Come to think of it, has speech really done anything for this group all day? They've been talking back and forth, but have they really been communicating?

Quote #8

What happened was, she sat down in the middle of our driveway one morning to pet Boo Boo's cat, and Seymour threw a stone at her. He was twelve. That's all there was to it. He threw it at her because she looked so beautiful sitting there in the middle of the driveway with Boo Boo's cat. ("Roof Beam" 5.2)

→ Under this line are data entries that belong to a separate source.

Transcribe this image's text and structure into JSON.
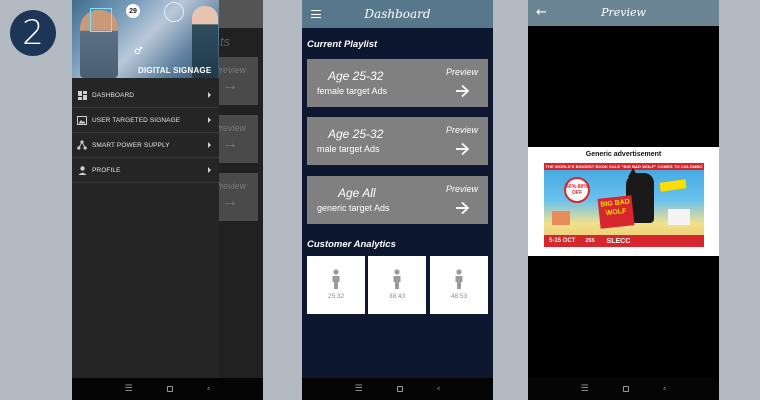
{
  "step_number": "2",
  "phone1": {
    "background_title": "ts",
    "background_cards": [
      {
        "preview_label": "Preview"
      },
      {
        "preview_label": "Preview"
      },
      {
        "preview_label": "Preview"
      }
    ],
    "drawer": {
      "hero_badge_count": "29",
      "hero_title": "DIGITAL SIGNAGE",
      "menu_items": [
        {
          "label": "DASHBOARD",
          "icon": "dashboard-icon"
        },
        {
          "label": "USER TARGETED SIGNAGE",
          "icon": "image-icon"
        },
        {
          "label": "SMART POWER SUPPLY",
          "icon": "network-icon"
        },
        {
          "label": "PROFILE",
          "icon": "person-icon"
        }
      ]
    }
  },
  "phone2": {
    "header_title": "Dashboard",
    "playlist_section_title": "Current Playlist",
    "playlists": [
      {
        "age": "Age 25-32",
        "subtitle": "female target Ads",
        "preview_label": "Preview"
      },
      {
        "age": "Age 25-32",
        "subtitle": "male target Ads",
        "preview_label": "Preview"
      },
      {
        "age": "Age All",
        "subtitle": "generic target Ads",
        "preview_label": "Preview"
      }
    ],
    "analytics_section_title": "Customer Analytics",
    "analytics": [
      {
        "range": "25:32"
      },
      {
        "range": "38:43"
      },
      {
        "range": "48:53"
      }
    ]
  },
  "phone3": {
    "header_title": "Preview",
    "ad_title": "Generic advertisement",
    "ad": {
      "top_banner": "THE WORLD'S BIGGEST BOOK SALE \"BIG BAD WOLF\" COMES TO COLOMBO",
      "sale_badge": "60%-80% OFF",
      "brand": "BIG BAD WOLF",
      "dates": "5-15 OCT",
      "hours": "255",
      "venue": "SLECC"
    }
  },
  "colors": {
    "page_background": "#b4bac2",
    "step_badge": "#1d3557",
    "dashboard_header": "#56788a",
    "dashboard_background": "#0d1730",
    "playlist_card": "#808080",
    "drawer_background": "#252525"
  }
}
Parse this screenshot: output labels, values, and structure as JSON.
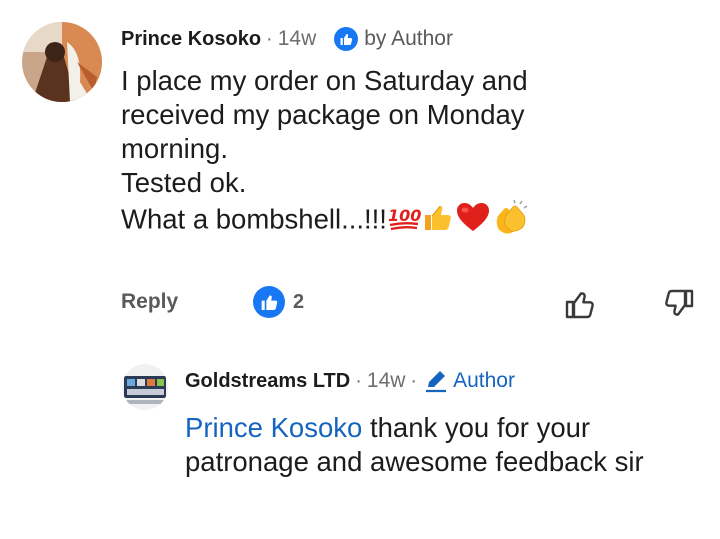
{
  "comment": {
    "author": "Prince Kosoko",
    "separator": "·",
    "age": "14w",
    "liked_by_author_label": "by Author",
    "text_lines": [
      "I place my order on Saturday and",
      "received my package on Monday",
      "morning.",
      "Tested ok.",
      "What a bombshell...!!!"
    ],
    "emojis": [
      "hundred-points",
      "thumbs-up",
      "red-heart",
      "clapping-hands"
    ],
    "actions": {
      "reply_label": "Reply",
      "like_count": "2"
    }
  },
  "reply": {
    "author": "Goldstreams LTD",
    "separator": "·",
    "age": "14w",
    "separator2": "·",
    "author_badge_label": "Author",
    "mention": "Prince Kosoko",
    "text": " thank you for your patronage and awesome feedback sir"
  },
  "colors": {
    "accent_blue": "#1565c0",
    "like_badge_blue": "#1877f2",
    "secondary_text": "#6e6e6e",
    "heart_red": "#e0201b",
    "emoji_yellow": "#f9b51a"
  }
}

One interpretation is that this is just another way of communicating for Seymour – much the same way that Charlotte used to stomp on his foot during broadcasts when she really liked anything he was saying.

Quote #9

I feel I have a knowledge, a kind of editorial insight gained from all my failures over the past eleven years to describe him on paper, and this knowledge tells me he cannot be got at with understatement. The contrary, in fact. I've written and histrionically burned at least a dozen stories or sketches about him since 1948 - some of them, and I says it what shouldn't, pretty snappy and readable. But they were not Seymour. Construct an understatement for Seymour and it turns, it matures, into a lie. An artistic lie, maybe, and sometimes, even, a delicious lie, but a lie. ("Seymour" 6.2)

This passage sends us right back to the epigraphs, and particularly to Kierkegaard's discussion of an error as an integral part of the work.